Moreover, the Consumer Products Safety Commission had not expressed dissatisfaction with the recall campaign or its results, and the record did not contain any evidence of injury to children after the recall was announced.

The problem was, however, that a recall is not a form of “adjudication” as described in Rule 23, and a “policy approach” to the superiority analysis could not ignore the Rule’s text.  Policy about class actions has been made by the Supreme Court through the mechanism of the Rules Enabling Act, and Rule 23 establishes a national policy for the district judges.

Even as it mis-read Rule 23(b), departing from the text of Rule 23(b)(3), the district court could have, said the appeals court, simply relied on the text of Rule 23(a)(4), which says that a court may certify a class action only if the representative parties will fairly and adequately protect the interests
of the class.  Plaintiffs here wanted relief that duplicated a remedy that most buyers already had received, and that remained available to all members of the putative class. Bottom line: “A representative who proposes that high transaction costs (notice and attorneys’ fees) be incurred at the class members’ expense to obtain a refund that already is on offer is not adequately protecting the class members’ interests.”

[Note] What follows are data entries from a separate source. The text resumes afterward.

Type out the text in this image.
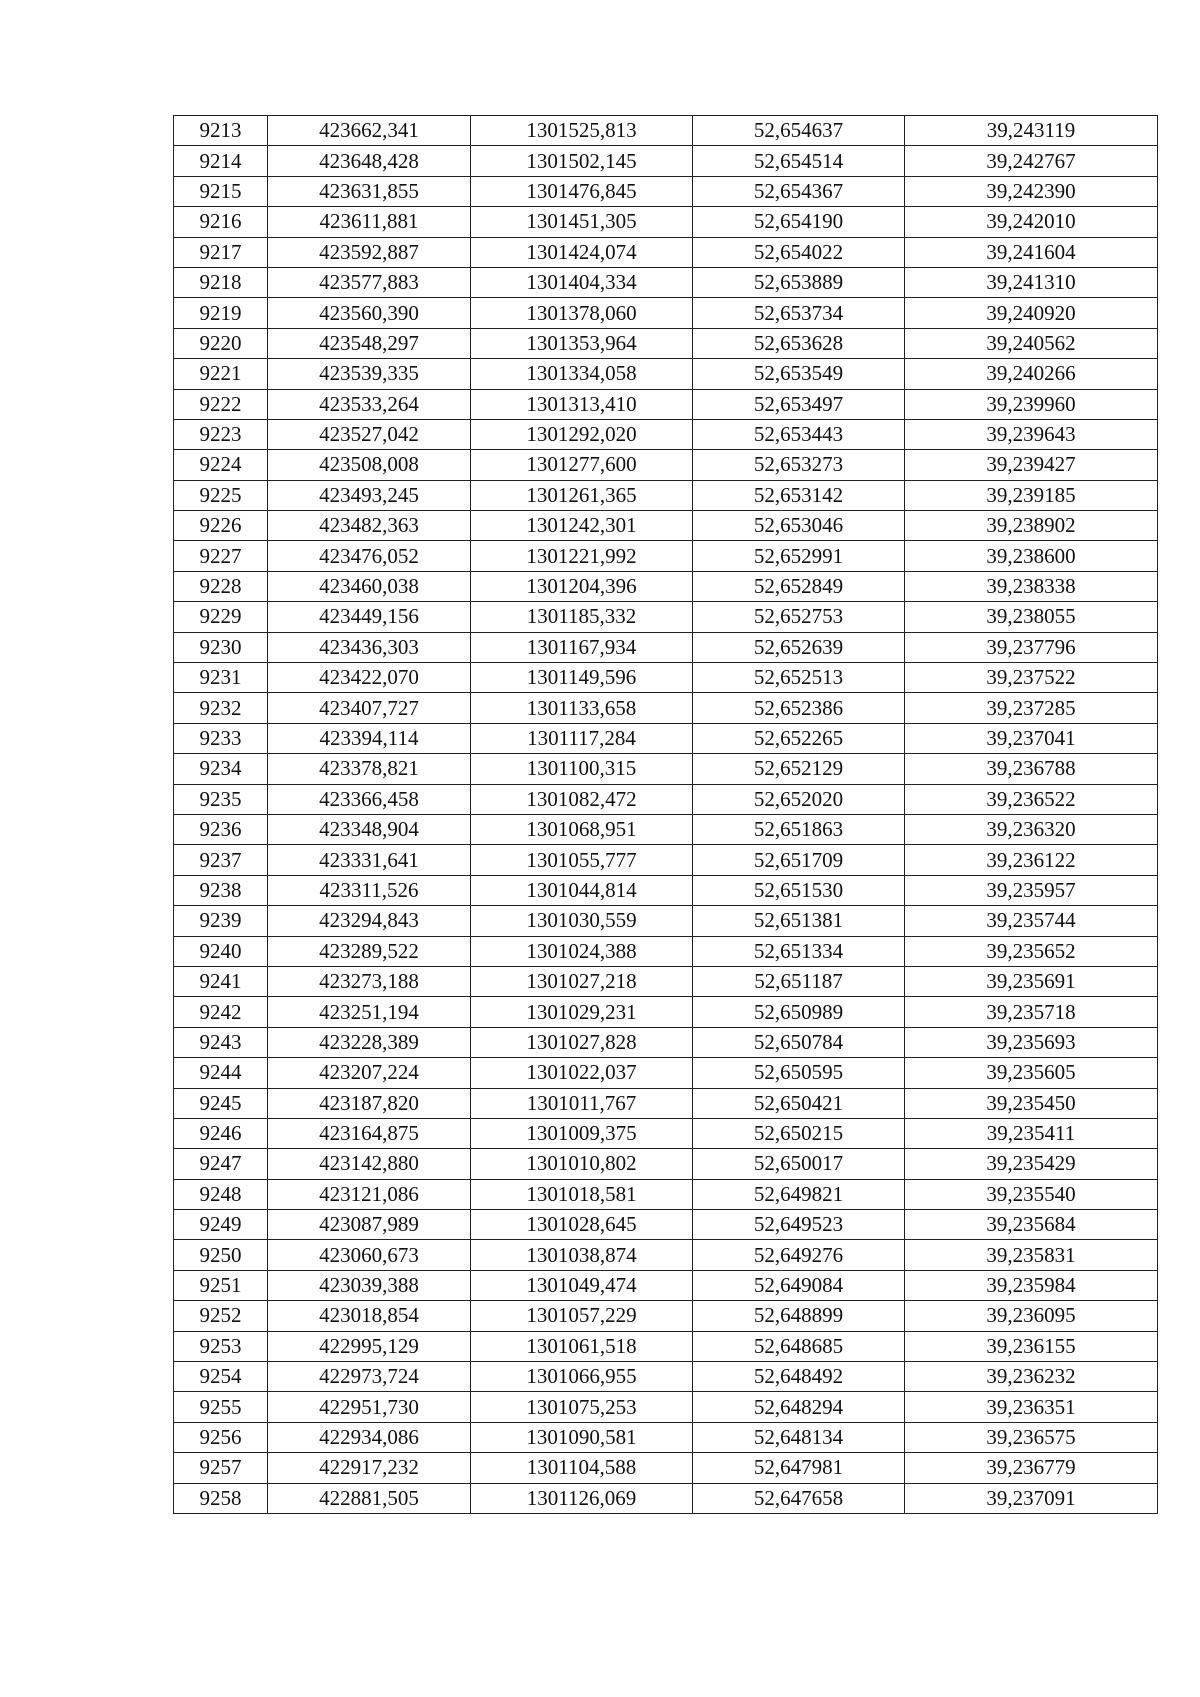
9213	423662,341	1301525,813	52,654637	39,243119
9214	423648,428	1301502,145	52,654514	39,242767
9215	423631,855	1301476,845	52,654367	39,242390
9216	423611,881	1301451,305	52,654190	39,242010
9217	423592,887	1301424,074	52,654022	39,241604
9218	423577,883	1301404,334	52,653889	39,241310
9219	423560,390	1301378,060	52,653734	39,240920
9220	423548,297	1301353,964	52,653628	39,240562
9221	423539,335	1301334,058	52,653549	39,240266
9222	423533,264	1301313,410	52,653497	39,239960
9223	423527,042	1301292,020	52,653443	39,239643
9224	423508,008	1301277,600	52,653273	39,239427
9225	423493,245	1301261,365	52,653142	39,239185
9226	423482,363	1301242,301	52,653046	39,238902
9227	423476,052	1301221,992	52,652991	39,238600
9228	423460,038	1301204,396	52,652849	39,238338
9229	423449,156	1301185,332	52,652753	39,238055
9230	423436,303	1301167,934	52,652639	39,237796
9231	423422,070	1301149,596	52,652513	39,237522
9232	423407,727	1301133,658	52,652386	39,237285
9233	423394,114	1301117,284	52,652265	39,237041
9234	423378,821	1301100,315	52,652129	39,236788
9235	423366,458	1301082,472	52,652020	39,236522
9236	423348,904	1301068,951	52,651863	39,236320
9237	423331,641	1301055,777	52,651709	39,236122
9238	423311,526	1301044,814	52,651530	39,235957
9239	423294,843	1301030,559	52,651381	39,235744
9240	423289,522	1301024,388	52,651334	39,235652
9241	423273,188	1301027,218	52,651187	39,235691
9242	423251,194	1301029,231	52,650989	39,235718
9243	423228,389	1301027,828	52,650784	39,235693
9244	423207,224	1301022,037	52,650595	39,235605
9245	423187,820	1301011,767	52,650421	39,235450
9246	423164,875	1301009,375	52,650215	39,235411
9247	423142,880	1301010,802	52,650017	39,235429
9248	423121,086	1301018,581	52,649821	39,235540
9249	423087,989	1301028,645	52,649523	39,235684
9250	423060,673	1301038,874	52,649276	39,235831
9251	423039,388	1301049,474	52,649084	39,235984
9252	423018,854	1301057,229	52,648899	39,236095
9253	422995,129	1301061,518	52,648685	39,236155
9254	422973,724	1301066,955	52,648492	39,236232
9255	422951,730	1301075,253	52,648294	39,236351
9256	422934,086	1301090,581	52,648134	39,236575
9257	422917,232	1301104,588	52,647981	39,236779
9258	422881,505	1301126,069	52,647658	39,237091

So, the trial judge cited the wrong subsection of Rule 23. But defendants did not forfeit their arguments by focusing on superiority; they made the essential contentions — there is something wrong with proceeding as a class under these circumstances.

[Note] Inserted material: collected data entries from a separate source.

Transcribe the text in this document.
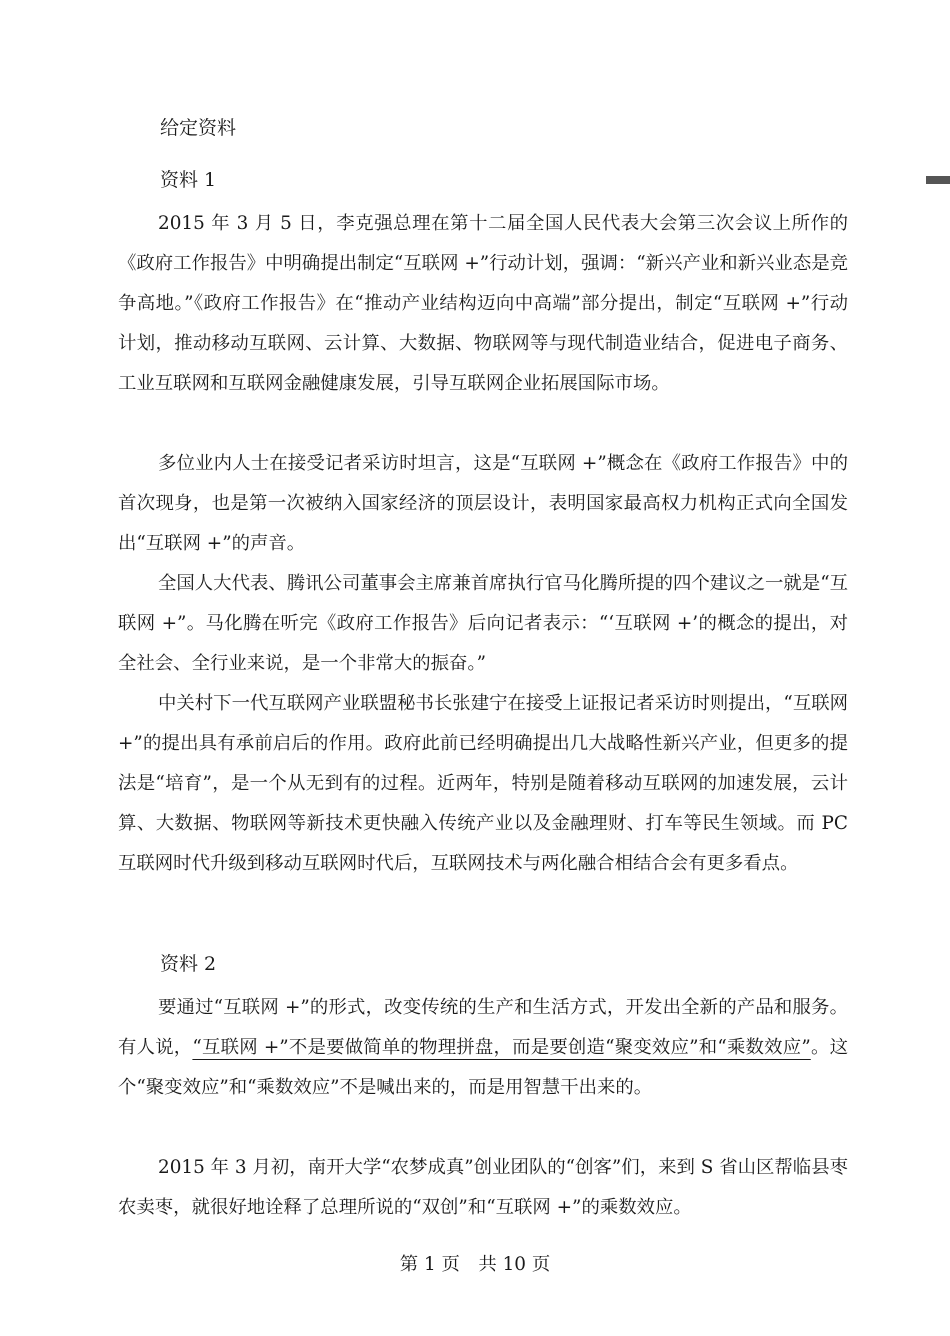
给定资料
资料 1

2015 年 3 月 5 日，李克强总理在第十二届全国人民代表大会第三次会议上所作的《政府工作报告》中明确提出制定“互联网 +”行动计划，强调：“新兴产业和新兴业态是竞争高地。”《政府工作报告》在“推动产业结构迈向中高端”部分提出，制定“互联网 +”行动计划，推动移动互联网、云计算、大数据、物联网等与现代制造业结合，促进电子商务、工业互联网和互联网金融健康发展，引导互联网企业拓展国际市场。

多位业内人士在接受记者采访时坦言，这是“互联网 +”概念在《政府工作报告》中的首次现身，也是第一次被纳入国家经济的顶层设计，表明国家最高权力机构正式向全国发出“互联网 +”的声音。

全国人大代表、腾讯公司董事会主席兼首席执行官马化腾所提的四个建议之一就是“互联网 +”。马化腾在听完《政府工作报告》后向记者表示：“‘互联网 +’的概念的提出，对全社会、全行业来说，是一个非常大的振奋。”

中关村下一代互联网产业联盟秘书长张建宁在接受上证报记者采访时则提出，“互联网 +”的提出具有承前启后的作用。政府此前已经明确提出几大战略性新兴产业，但更多的提法是“培育”，是一个从无到有的过程。近两年，特别是随着移动互联网的加速发展，云计算、大数据、物联网等新技术更快融入传统产业以及金融理财、打车等民生领域。而 PC 互联网时代升级到移动互联网时代后，互联网技术与两化融合相结合会有更多看点。

资料 2

要通过“互联网 +”的形式，改变传统的生产和生活方式，开发出全新的产品和服务。有人说，“互联网 +”不是要做简单的物理拼盘，而是要创造“聚变效应”和“乘数效应”。这个“聚变效应”和“乘数效应”不是喊出来的，而是用智慧干出来的。

2015 年 3 月初，南开大学“农梦成真”创业团队的“创客”们，来到 S 省山区帮临县枣农卖枣，就很好地诠释了总理所说的“双创”和“互联网 +”的乘数效应。

第 1 页　共 10 页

The panel noted also serious problems of management with the proposed class, including the  variability of state law, and the fact that individual notice would be impossible, which would make it hard for class members to opt out.  The per-buyer costs of identifying the class members and giving notice could exceed the price of the toys (or any reasonable multiple of that price), leaving nothing to be distributed. “The principal effect of class certification, as the district court recognized,
would be to induce the defendants to pay the class’s lawyers enough to make them go away.”

But, the most interesting aspect of the decision, again, is the analysis of Rule 23(a)(4) and the notion that the adequacy requirement forbids class representatives from bringing socially wasteful litigation for the benefit of the attorneys at the expense of the class they seek to represent. The decision can be seen as part of the trend (including Dukes) to put rigor into the Rule 23(a) analysis.